The funny thing is that this isn't the worst idea of all time. If you can ignore the legal ramifications and the propensity for mischief for a second it could actually work – sure them young fellas are haring up and down the road all day and night anyway, why not stick an ould wan in the back while they're at it! But then you think back to when you were that age and the whole thing comes tumbling down. Imagine the craic you'd have with a poor, defenceless septuagenarian coming along for the ride. There'd be joints flying around the place, Biggie Smalls blasting at full volume and corners took at death-defying speed, if Mrs McGrath wasn't incontinent before she got into the car she fuckin' will be by the time she gets out.

So sadly it's back to the drawing board for Mayor Courtney. The youth of today are often unfairly criticised and compared unfavourably to previous generations, but in the case I think a little too much trust has been placed in their feckless hands.

IT'S A GIRL!

Back before quiz shows dealt only in cold, hard cash there was a real chance that a single, elderly woman living in a small cottage in the Midlands might end up going home with a speedboat. That was just how it was. There appeared to be no forethought when it came to dishing out prizes, who on earth would want a set of self-folding vacuum cleaners? Doesn't matter just bung it in as prize number seven and away we go. The introduction of Who wants to be a Millionaire changed all that however and now no quizzer worth their salt will appear on anything offering less than a few grand for their efforts. But the producers of Pakistani gameshow Aman Ramzan have decided that cash money is just a little bit passé. Ew fifty thousand rupees, how very boring.

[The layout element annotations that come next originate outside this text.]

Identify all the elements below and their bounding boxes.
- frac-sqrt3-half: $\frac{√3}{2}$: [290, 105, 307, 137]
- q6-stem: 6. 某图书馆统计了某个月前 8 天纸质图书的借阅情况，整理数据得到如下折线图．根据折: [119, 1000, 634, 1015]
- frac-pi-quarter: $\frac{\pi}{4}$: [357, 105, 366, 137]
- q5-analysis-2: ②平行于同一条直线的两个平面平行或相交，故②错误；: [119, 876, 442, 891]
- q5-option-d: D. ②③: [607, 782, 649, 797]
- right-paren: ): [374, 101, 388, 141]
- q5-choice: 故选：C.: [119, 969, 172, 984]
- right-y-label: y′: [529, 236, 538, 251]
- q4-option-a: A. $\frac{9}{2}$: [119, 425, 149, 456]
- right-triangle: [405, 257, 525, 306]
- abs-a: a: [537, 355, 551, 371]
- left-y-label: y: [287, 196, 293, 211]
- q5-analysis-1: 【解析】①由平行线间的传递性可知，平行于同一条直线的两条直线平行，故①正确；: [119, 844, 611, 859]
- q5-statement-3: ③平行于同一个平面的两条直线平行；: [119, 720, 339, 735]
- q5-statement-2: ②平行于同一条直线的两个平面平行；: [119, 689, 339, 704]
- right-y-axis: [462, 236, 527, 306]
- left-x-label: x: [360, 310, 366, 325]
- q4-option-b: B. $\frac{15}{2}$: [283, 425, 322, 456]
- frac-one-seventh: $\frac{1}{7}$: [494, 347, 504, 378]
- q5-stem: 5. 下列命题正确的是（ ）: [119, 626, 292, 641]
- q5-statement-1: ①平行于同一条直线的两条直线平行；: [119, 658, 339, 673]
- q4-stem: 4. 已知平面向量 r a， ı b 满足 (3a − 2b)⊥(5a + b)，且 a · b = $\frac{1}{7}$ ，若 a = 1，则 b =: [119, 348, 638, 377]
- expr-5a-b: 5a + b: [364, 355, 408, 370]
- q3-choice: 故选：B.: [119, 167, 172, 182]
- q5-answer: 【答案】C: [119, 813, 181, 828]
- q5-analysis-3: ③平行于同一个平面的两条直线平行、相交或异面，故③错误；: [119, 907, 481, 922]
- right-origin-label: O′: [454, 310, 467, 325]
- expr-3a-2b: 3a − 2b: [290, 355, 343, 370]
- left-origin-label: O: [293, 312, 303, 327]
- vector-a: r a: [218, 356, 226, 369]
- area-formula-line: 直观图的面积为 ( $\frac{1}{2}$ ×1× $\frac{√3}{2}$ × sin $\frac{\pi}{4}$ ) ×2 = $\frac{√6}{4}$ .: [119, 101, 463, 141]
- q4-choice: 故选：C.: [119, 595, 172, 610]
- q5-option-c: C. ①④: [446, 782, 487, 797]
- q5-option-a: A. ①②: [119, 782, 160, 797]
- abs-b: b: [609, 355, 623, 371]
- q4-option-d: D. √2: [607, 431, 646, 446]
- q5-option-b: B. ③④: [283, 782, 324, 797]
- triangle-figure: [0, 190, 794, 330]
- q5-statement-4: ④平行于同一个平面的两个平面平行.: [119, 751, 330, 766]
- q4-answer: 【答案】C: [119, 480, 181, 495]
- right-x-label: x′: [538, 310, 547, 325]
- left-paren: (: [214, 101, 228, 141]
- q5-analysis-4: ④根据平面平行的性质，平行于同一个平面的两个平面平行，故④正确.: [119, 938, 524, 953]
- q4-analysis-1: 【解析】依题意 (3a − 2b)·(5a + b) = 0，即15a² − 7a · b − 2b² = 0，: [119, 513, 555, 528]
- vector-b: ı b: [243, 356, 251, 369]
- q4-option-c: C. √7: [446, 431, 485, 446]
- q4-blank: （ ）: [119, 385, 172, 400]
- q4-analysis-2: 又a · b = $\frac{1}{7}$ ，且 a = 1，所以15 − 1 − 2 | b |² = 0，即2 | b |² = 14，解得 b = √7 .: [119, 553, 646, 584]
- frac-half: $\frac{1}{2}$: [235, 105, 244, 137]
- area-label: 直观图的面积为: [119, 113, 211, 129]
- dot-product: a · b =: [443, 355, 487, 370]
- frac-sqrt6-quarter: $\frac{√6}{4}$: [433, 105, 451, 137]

Contestants on Aman Ramzan (which is basically the Pakistani version of The Price is Right) could potentially land the gift of a lifetime, but not their lifetime, someone else's. A recent childless couple who had registered an interest in caring for abandoned children found their wishes coming true in the most unlikely of fashions. Most prospective parents receive news of a child's arrival in more conventional ways than this.



You may say that all's well that ends well. Two overjoyed parents and a child with a new home, perfect. But how the fuck are they going to explain this one to Junior in a few years time? Oh yeah, we err, won you on a TV show, your father wanted to take the flat-screen TV but I convinced him you were the better option. Should be an interesting conversation.

OPEN THE POD DOORS HAL

Uh oh it's finally happened, the robots are taking over and we are all officially doomed. And wouldn't you just know it, it's the Japanese who've set the ball in motion. Their creation Kirobo – who in no, way, shape or form looks like a creepy little monster bent on world domination – is being sent into space to test how machines can help astronauts with their work. Um hello have you not seen 2001: A Space Odyssey? We've already seen how machines help astronauts with their work and it's not pretty. The six other crew members who will be accompanying Kirobo may as well already be dead, it's up to the rest of us to save ourselves now.




And in fact Kirobo has begun his manifesto early by menacingly stating that he “hoped to create a future where humans and robots live together and get along.” Yeah right boy, pull the other one. It starts all friendly and nice and before you know it we're bowing to our new masters and begging for forgiveness. Our only hope now is that Obama or Cameron, or feck it, even Enda, realise the danger this little shite poses to humanity and blows the fucker out of the sky. Because otherwise it'll be curtains for mankind, mark my words.